Wednesday, February 13, 2008

Keeping Carbs Simple

Really simple -- only plant foods have carbs. Oh, and milk has carbs. Consider milk a secondary plant food since the cow makes it from the grass she eats.

Without glucose, a carbohydrate, we die. Our brains run on glucose.

Carbohydrates are sugars, fibers, and starches made up of hydrated carbons (get it? carbo-hydrates?) or carbons attached to water molecules.

The most basic carbs are single-unit sugar molecules called monosaccarides, such as glucose, fructose and galactose (and pictured below, mannose, a second-tier monosaccaride). They have the same chemical formulas but different arrangements, conformations, leading to different responses in our bodies.



The simple sugars, two-unit sugar compounds called disaccarides, include:

Sucrose (table sugar) = Glucose + Fructose
Lactose (milk sugar) = Glucose + Galactose
Maltose (grain sugar)= Glucose + Glucose

Starches are considered complex carbs because they contain more than two sugar units. Starches are essentially chains of glucose.
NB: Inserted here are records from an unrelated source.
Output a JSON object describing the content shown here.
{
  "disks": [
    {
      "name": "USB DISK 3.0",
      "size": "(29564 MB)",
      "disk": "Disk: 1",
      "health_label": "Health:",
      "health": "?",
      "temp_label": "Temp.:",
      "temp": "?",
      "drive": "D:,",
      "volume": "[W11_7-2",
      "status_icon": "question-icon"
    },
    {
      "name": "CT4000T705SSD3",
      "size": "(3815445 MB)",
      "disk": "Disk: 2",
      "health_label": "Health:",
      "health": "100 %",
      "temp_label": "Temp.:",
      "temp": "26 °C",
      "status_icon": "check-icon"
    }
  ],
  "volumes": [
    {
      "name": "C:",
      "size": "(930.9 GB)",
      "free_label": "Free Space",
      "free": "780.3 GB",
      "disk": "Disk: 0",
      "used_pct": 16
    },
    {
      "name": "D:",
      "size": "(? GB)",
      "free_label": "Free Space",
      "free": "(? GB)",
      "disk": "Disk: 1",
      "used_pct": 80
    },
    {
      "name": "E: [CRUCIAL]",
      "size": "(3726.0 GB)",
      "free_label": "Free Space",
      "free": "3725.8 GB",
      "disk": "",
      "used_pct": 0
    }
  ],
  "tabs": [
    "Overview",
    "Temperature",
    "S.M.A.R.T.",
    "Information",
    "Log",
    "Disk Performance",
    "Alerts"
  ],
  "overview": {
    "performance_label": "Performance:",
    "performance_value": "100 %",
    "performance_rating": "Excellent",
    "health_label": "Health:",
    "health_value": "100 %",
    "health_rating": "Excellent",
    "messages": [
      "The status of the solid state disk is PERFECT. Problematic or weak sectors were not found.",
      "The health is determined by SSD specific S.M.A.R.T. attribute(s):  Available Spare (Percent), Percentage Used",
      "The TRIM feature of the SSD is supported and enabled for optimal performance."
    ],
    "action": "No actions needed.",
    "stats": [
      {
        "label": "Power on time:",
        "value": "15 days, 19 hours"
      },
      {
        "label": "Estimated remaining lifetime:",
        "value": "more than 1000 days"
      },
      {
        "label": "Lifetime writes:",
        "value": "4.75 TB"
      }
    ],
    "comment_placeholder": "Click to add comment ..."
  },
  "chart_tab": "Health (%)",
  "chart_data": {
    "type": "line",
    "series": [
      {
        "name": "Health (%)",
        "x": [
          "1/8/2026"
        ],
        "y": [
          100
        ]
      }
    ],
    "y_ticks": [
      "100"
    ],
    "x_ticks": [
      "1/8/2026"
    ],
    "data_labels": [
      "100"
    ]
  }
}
For us to use the energy in carbs, our digestive system breaks down carb compounds to their single-unit bases. Carbs enter our bloodstream as glucose, fructose, or galactose. When they're not broken down, carbs stay in our digestive system until we eliminate them. Sometimes that's good as with fiber. Sometimes that's bad as with lactose deficiency.

Why do you care? A lot of people talk about weight control connected to insulin and insulin resistance. To understand insulin and insulin resistance, you have to understand carbs. To understand veggies -- and all the other plants and how to eat a balanced diet, you have to understand carbs.

To keep it simple, different carbs are digested at different rates. This is the principle behind glycemic-based diets. Insulin is related to the amount of glucose, not galactose or fructose, in the blood. Increased insulin resistance is connected with increased waist circumference.